The pet dogs of US actor Johnny Depp could be seized or euthanised by Department of Agriculture officials after the Hollywood star reportedly failed to declare them when he entered Australia.

Amber Heard

Johnny Depp and Amber Heard. (AAP) Source: AAP

Johnny Depp's pet dogs could be put down or sent back to the United States from Australia after the star reportedly failed to declare them when he entered Australia.

Johnny Depp, 51, and his wife Amber Heard, 29, flew by private jet into Brisbane in April to film "Pirates of the Caribbean: Dead Men Tell No Tales".

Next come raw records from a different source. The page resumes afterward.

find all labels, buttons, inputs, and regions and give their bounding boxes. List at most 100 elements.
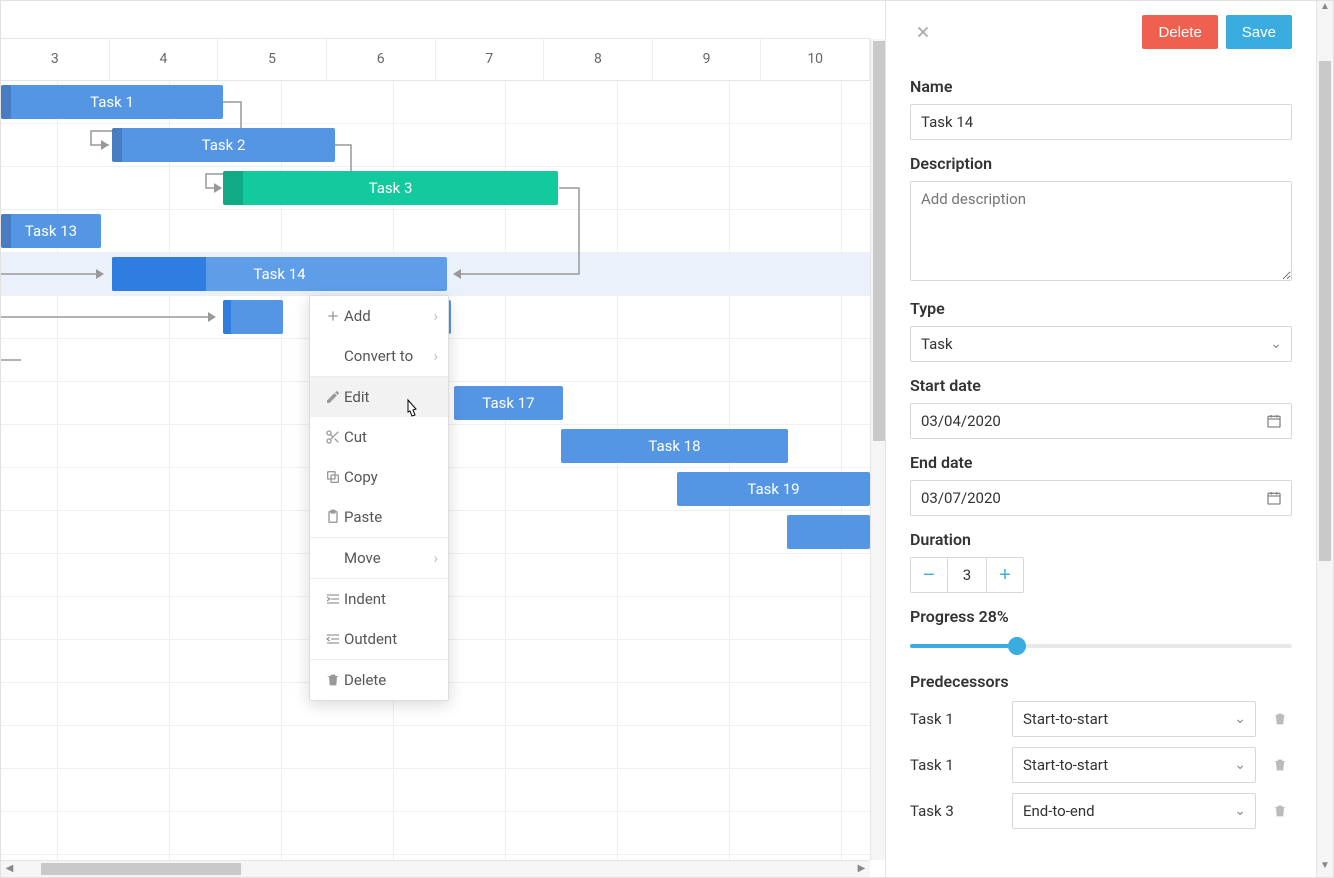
trash-icon bbox=[322, 672, 344, 688]
predecessor-task: Task 1 bbox=[910, 710, 1000, 728]
context-menu-edit[interactable]: Edit bbox=[310, 377, 448, 417]
increment-button[interactable]: + bbox=[987, 558, 1023, 592]
gantt-chart: 3 4 5 6 7 8 9 10 bbox=[1, 1, 887, 877]
task-label: Task 2 bbox=[202, 136, 246, 154]
context-menu-paste[interactable]: Paste bbox=[310, 497, 448, 537]
predecessor-link-select[interactable]: Start-to-start bbox=[1012, 747, 1256, 783]
task-label: Task 14 bbox=[253, 265, 305, 283]
description-input[interactable] bbox=[910, 181, 1292, 281]
duration-value: 3 bbox=[947, 558, 987, 592]
context-menu-convert[interactable]: Convert to › bbox=[310, 336, 448, 376]
menu-label: Move bbox=[344, 549, 381, 567]
delete-predecessor-button[interactable] bbox=[1268, 798, 1292, 824]
progress-slider[interactable] bbox=[910, 634, 1292, 658]
scroll-right-icon[interactable]: ▶ bbox=[853, 861, 870, 877]
predecessor-link-select[interactable]: End-to-end bbox=[1012, 793, 1256, 829]
gantt-app: 3 4 5 6 7 8 9 10 bbox=[0, 0, 1334, 878]
chevron-right-icon: › bbox=[433, 549, 438, 567]
slider-fill bbox=[910, 644, 1017, 648]
close-icon[interactable] bbox=[910, 19, 936, 45]
scroll-left-icon[interactable]: ◀ bbox=[1, 861, 18, 877]
task-label: Task 3 bbox=[369, 179, 413, 197]
task-label: Task 18 bbox=[648, 437, 700, 455]
context-menu-outdent[interactable]: Outdent bbox=[310, 619, 448, 659]
menu-label: Delete bbox=[344, 671, 386, 689]
end-date-label: End date bbox=[910, 453, 1292, 472]
task-bar-task13[interactable]: Task 13 bbox=[1, 214, 101, 248]
predecessor-row: Task 3 End-to-end⌄ bbox=[910, 793, 1292, 829]
slider-thumb[interactable] bbox=[1008, 637, 1026, 655]
row-bg bbox=[1, 812, 887, 855]
scroll-down-icon[interactable]: ▼ bbox=[1317, 860, 1333, 877]
task-bar-task17[interactable]: Task 17 bbox=[454, 386, 563, 420]
task-label: Task 13 bbox=[25, 222, 77, 240]
task-bar-task19[interactable]: Task 19 bbox=[677, 472, 870, 506]
predecessor-task: Task 3 bbox=[910, 802, 1000, 820]
type-label: Type bbox=[910, 299, 1292, 318]
day-cell: 5 bbox=[218, 39, 327, 80]
end-date-input[interactable] bbox=[910, 480, 1292, 516]
chevron-right-icon: › bbox=[433, 307, 438, 325]
gantt-horizontal-scrollbar[interactable]: ◀ ▶ bbox=[1, 860, 870, 877]
predecessors-label: Predecessors bbox=[910, 672, 1292, 691]
menu-label: Indent bbox=[344, 590, 386, 608]
task-label: Task 1 bbox=[90, 93, 134, 111]
task-bar-task2[interactable]: Task 2 bbox=[112, 128, 335, 162]
timeline-header-days: 3 4 5 6 7 8 9 10 bbox=[1, 39, 870, 81]
context-menu-add[interactable]: Add › bbox=[310, 296, 448, 336]
day-cell: 6 bbox=[327, 39, 436, 80]
predecessor-row: Task 1 Start-to-start⌄ bbox=[910, 701, 1292, 737]
task-label: Task 19 bbox=[747, 480, 799, 498]
delete-predecessor-button[interactable] bbox=[1268, 752, 1292, 778]
menu-label: Paste bbox=[344, 508, 382, 526]
task-bar-task3[interactable]: Task 3 bbox=[223, 171, 558, 205]
decrement-button[interactable]: − bbox=[911, 558, 947, 592]
context-menu: Add › Convert to › Edit Cut Copy bbox=[309, 295, 449, 701]
save-button[interactable]: Save bbox=[1226, 15, 1292, 49]
day-cell: 9 bbox=[653, 39, 762, 80]
context-menu-copy[interactable]: Copy bbox=[310, 457, 448, 497]
row-bg bbox=[1, 210, 887, 253]
menu-label: Cut bbox=[344, 428, 367, 446]
predecessor-link-select[interactable]: Start-to-start bbox=[1012, 701, 1256, 737]
scroll-up-icon[interactable]: ▲ bbox=[1317, 1, 1333, 18]
description-label: Description bbox=[910, 154, 1292, 173]
scrollbar-thumb[interactable] bbox=[41, 863, 241, 875]
name-label: Name bbox=[910, 77, 1292, 96]
progress-label: Progress 28% bbox=[910, 607, 1292, 626]
day-cell: 7 bbox=[436, 39, 545, 80]
duration-stepper: − 3 + bbox=[910, 557, 1024, 593]
task-edit-panel: Delete Save Name Description Type Task ⌄… bbox=[885, 1, 1333, 877]
task-bar-task1[interactable]: Task 1 bbox=[1, 85, 223, 119]
menu-label: Outdent bbox=[344, 630, 397, 648]
row-bg bbox=[1, 769, 887, 812]
panel-vertical-scrollbar[interactable]: ▲ ▼ bbox=[1316, 1, 1333, 877]
context-menu-cut[interactable]: Cut bbox=[310, 417, 448, 457]
scrollbar-thumb[interactable] bbox=[873, 41, 885, 441]
context-menu-move[interactable]: Move › bbox=[310, 538, 448, 578]
day-cell: 3 bbox=[1, 39, 110, 80]
scrollbar-thumb[interactable] bbox=[1319, 61, 1331, 561]
name-input[interactable] bbox=[910, 104, 1292, 140]
delete-button[interactable]: Delete bbox=[1142, 15, 1217, 49]
start-date-input[interactable] bbox=[910, 403, 1292, 439]
timeline-header-upper bbox=[1, 1, 870, 39]
menu-label: Edit bbox=[344, 388, 369, 406]
clipboard-icon bbox=[322, 509, 344, 525]
context-menu-indent[interactable]: Indent bbox=[310, 579, 448, 619]
duration-label: Duration bbox=[910, 530, 1292, 549]
chevron-right-icon: › bbox=[433, 347, 438, 365]
task-bar-task14-selected[interactable]: Task 14 bbox=[112, 257, 447, 291]
plus-icon bbox=[322, 308, 344, 324]
delete-predecessor-button[interactable] bbox=[1268, 706, 1292, 732]
day-cell: 10 bbox=[761, 39, 870, 80]
task-label: Task 17 bbox=[482, 394, 534, 412]
context-menu-delete[interactable]: Delete bbox=[310, 660, 448, 700]
type-select[interactable]: Task bbox=[910, 326, 1292, 362]
pencil-icon bbox=[322, 389, 344, 405]
copy-icon bbox=[322, 469, 344, 485]
task-bar-task18[interactable]: Task 18 bbox=[561, 429, 788, 463]
indent-icon bbox=[322, 591, 344, 607]
task-bar[interactable] bbox=[787, 515, 870, 549]
task-bar[interactable] bbox=[223, 300, 283, 334]
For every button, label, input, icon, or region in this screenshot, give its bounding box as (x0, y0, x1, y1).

The pair was travelling with pet yorkshire terriers Boo and Pistol but did not declare them, the Courier Mail reports.

Agriculture Minister Barnaby Joyce says the dogs will be put down unless the actor removes them from Australia.

"It's time that Pistol and Boo buggered off back to the United States," Mr Joyce told reporters in Canberra on Thursday, after authorities found Depp "snuck in" the Yorkshire Terriers on his private jet last month.
Mr Joyce's Labor counterpart Joel Fitzgibbon has also weighed in on the issue, saying that the Agriculture Minister was distracting people from the "key issue".

Mr Fitzgibbon said Mr Joyce was threatening the dogs over "a serious failing in our biosecurity system".

"How was the breach of our border security allowed to occur in the first place?" he said.

"By Barnaby Joyce’s own admission, the undeclared entry was only detected when the dogs were seen entering a 'poodle groomer'."